La esencia y las apariencias

Comienza el día.

Baile incesante de máscaras.

No hay personas, ni personalidad. La esencia se oculta, se disimula, se disfraza.

La zona neutra. Lo que vale, lo que se pide, lo que se espera de ti.

Te cruzas con gente por la calle, en el autobús, en el metro, y es gente, solo gente. No son individuos, ni casi humanos, son fachadas, mobiliario urbano, atrezzo en movimiento. Y tú, que te crees diferente, para ellos también eres gente, solo gente, una pieza sin importancia en el tablero, un peón prescindible en el juego.

¿Quién eres? ¿Quién soy? A veces se vislumbra, solo a veces, si te fijas. Pasa cuando miras a alguien sin que se percate de tu mirada, y va pensando en sus cosas, ensimismado, como si no estuviera rodeado de gente en ese autobús repleto, como en la ensoñación de un recuerdo placentero. Existe un momento en el que la máscara de camuflaje se desliza y te deja ver el ser que palpita debajo de ella. Lo sientes en una sonrisa apenas perceptible, en un parpadeo que dura un segundo más de lo normal, o una lágrima que parece asomar. Son instantes en los que aparece la intimidad, la particularidad, la levedad del ser. Pero dura solo hasta que se da cuenta de que puede estar siendo observado y, entonces, cambia de actitud, vuelve a tensar su rostro y adopta la postura que quiere mostrar, la neutra, la que no dice nada de ti, de lo que sientes ni padeces, ni triste ni alegre, con la simpatía justa, con la indolencia necesaria para no afectar ni que te afecte demasiado lo que te rodea, viajero de porcelana.
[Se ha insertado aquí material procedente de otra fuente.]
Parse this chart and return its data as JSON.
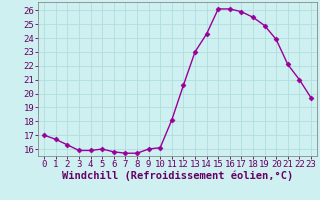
{
  "x": [
    0,
    1,
    2,
    3,
    4,
    5,
    6,
    7,
    8,
    9,
    10,
    11,
    12,
    13,
    14,
    15,
    16,
    17,
    18,
    19,
    20,
    21,
    22,
    23
  ],
  "y": [
    17.0,
    16.7,
    16.3,
    15.9,
    15.9,
    16.0,
    15.8,
    15.7,
    15.7,
    16.0,
    16.1,
    18.1,
    20.6,
    23.0,
    24.3,
    26.1,
    26.1,
    25.9,
    25.5,
    24.9,
    23.9,
    22.1,
    21.0,
    19.7
  ],
  "line_color": "#990099",
  "marker": "D",
  "markersize": 2.5,
  "linewidth": 1.0,
  "bg_color": "#cff0f0",
  "grid_color": "#b0dede",
  "yticks": [
    16,
    17,
    18,
    19,
    20,
    21,
    22,
    23,
    24,
    25,
    26
  ],
  "xticks": [
    0,
    1,
    2,
    3,
    4,
    5,
    6,
    7,
    8,
    9,
    10,
    11,
    12,
    13,
    14,
    15,
    16,
    17,
    18,
    19,
    20,
    21,
    22,
    23
  ],
  "ylim": [
    15.5,
    26.6
  ],
  "xlim": [
    -0.5,
    23.5
  ],
  "xlabel": "Windchill (Refroidissement éolien,°C)",
  "tick_fontsize": 6.5,
  "xlabel_fontsize": 7.5,
  "tick_color": "#660066",
  "spine_color": "#888888"
}
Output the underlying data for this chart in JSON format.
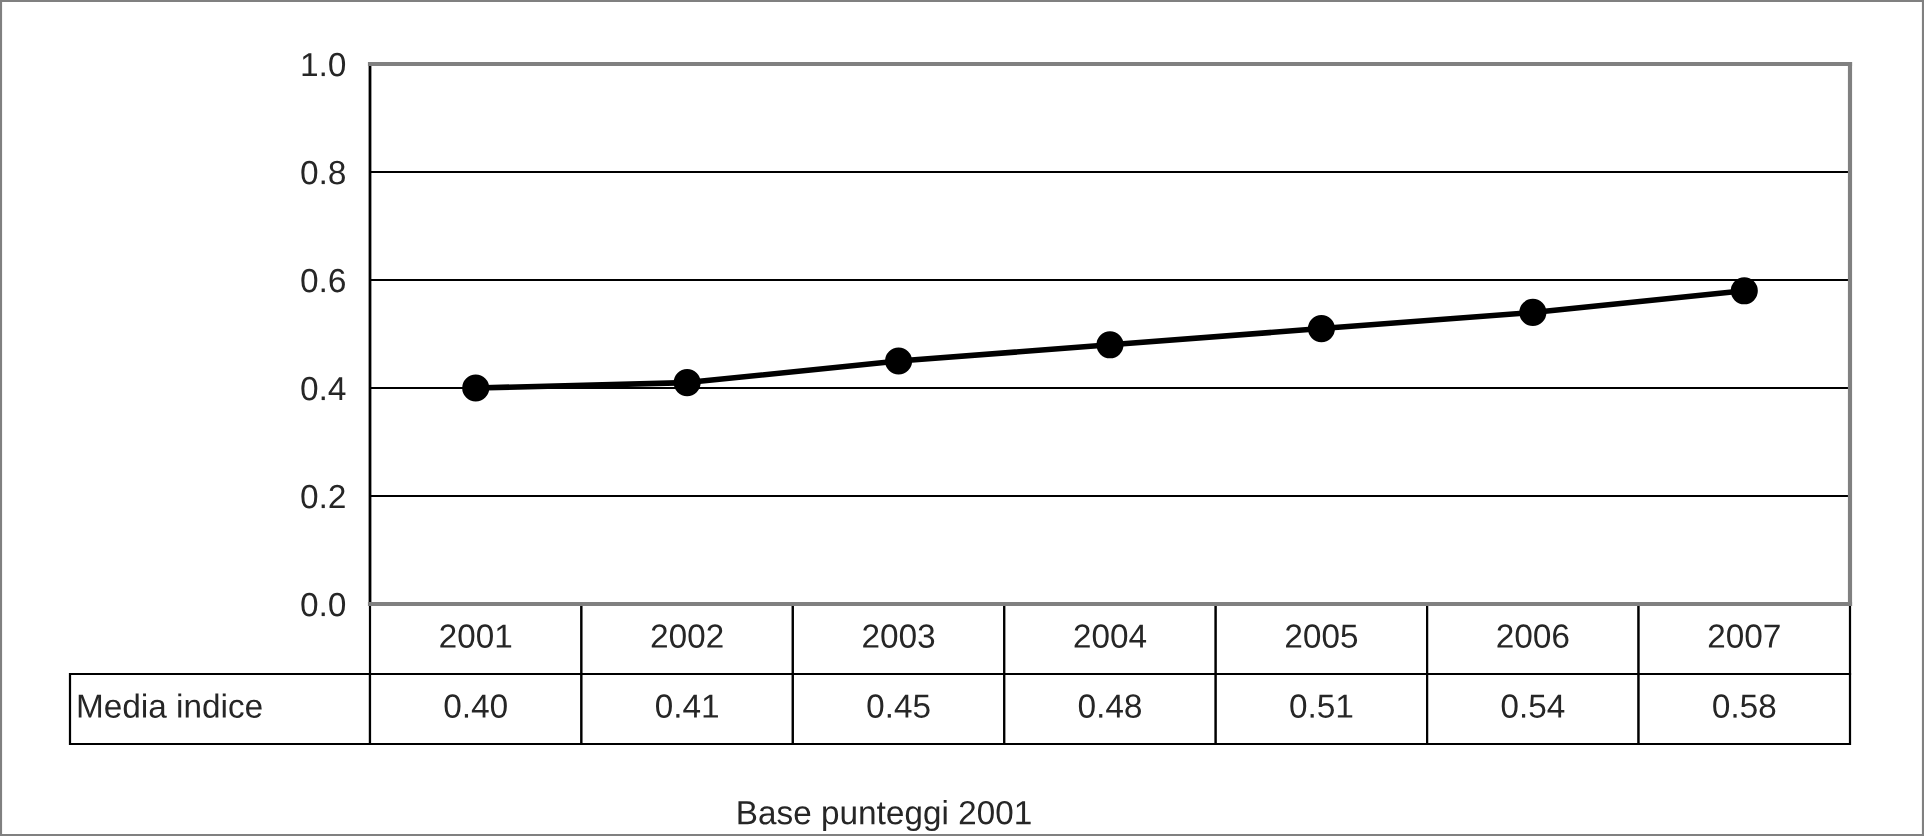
{
  "chart_data": {
    "type": "line",
    "xlabel": "Base punteggi 2001",
    "categories": [
      "2001",
      "2002",
      "2003",
      "2004",
      "2005",
      "2006",
      "2007"
    ],
    "series": [
      {
        "name": "Media indice",
        "color": "#000000",
        "values": [
          0.4,
          0.41,
          0.45,
          0.48,
          0.51,
          0.54,
          0.58
        ],
        "value_labels": [
          "0.40",
          "0.41",
          "0.45",
          "0.48",
          "0.51",
          "0.54",
          "0.58"
        ]
      }
    ],
    "ylim": [
      0,
      1
    ],
    "yticks": [
      {
        "value": 0,
        "label": "0.0"
      },
      {
        "value": 0.2,
        "label": "0.2"
      },
      {
        "value": 0.4,
        "label": "0.4"
      },
      {
        "value": 0.6,
        "label": "0.6"
      },
      {
        "value": 0.8,
        "label": "0.8"
      },
      {
        "value": 1,
        "label": "1.0"
      }
    ],
    "grid": "y",
    "marker": "circle",
    "line_style": "solid",
    "legend": false
  }
}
La mayor parte de la vida somos apariencia y no esencia. Y lo preocupante es cuando creemos ser lo que aparentamos y nos olvidamos o avergonzamos de lo que habita en nosotros, lo más valioso, la parte creadora, la que siente y construye, la luz que no envejece.

Cuando escribo, me libero, me desnudo, me destripo, lleno de vísceras y sangre el escritorio, es como una autopsia de un cuerpo que palpita, disecciono mis restos, exploro mis complejos, mis inseguridades y mis miedos. Me hago llorar y reír como un idiota, me expongo y me critico, me acepto y me rechazo. Me siento a gusto adoptando la personalidad de una mujer al escribir, perdonad mi torpeza, adoro a las mujeres y lo femenino, lo envidio. Creo que la esencia de cada uno carece de género, pero lo que tenemos de humano nos condiciona, la química y las hormonas juegan sucio, a veces, con el intelecto. El cuerpo que nos sirve de vehículo en este efímero viaje es parte de nosotros, nos guste o no, es necesario pactar con él, cuestión de salud y sexo.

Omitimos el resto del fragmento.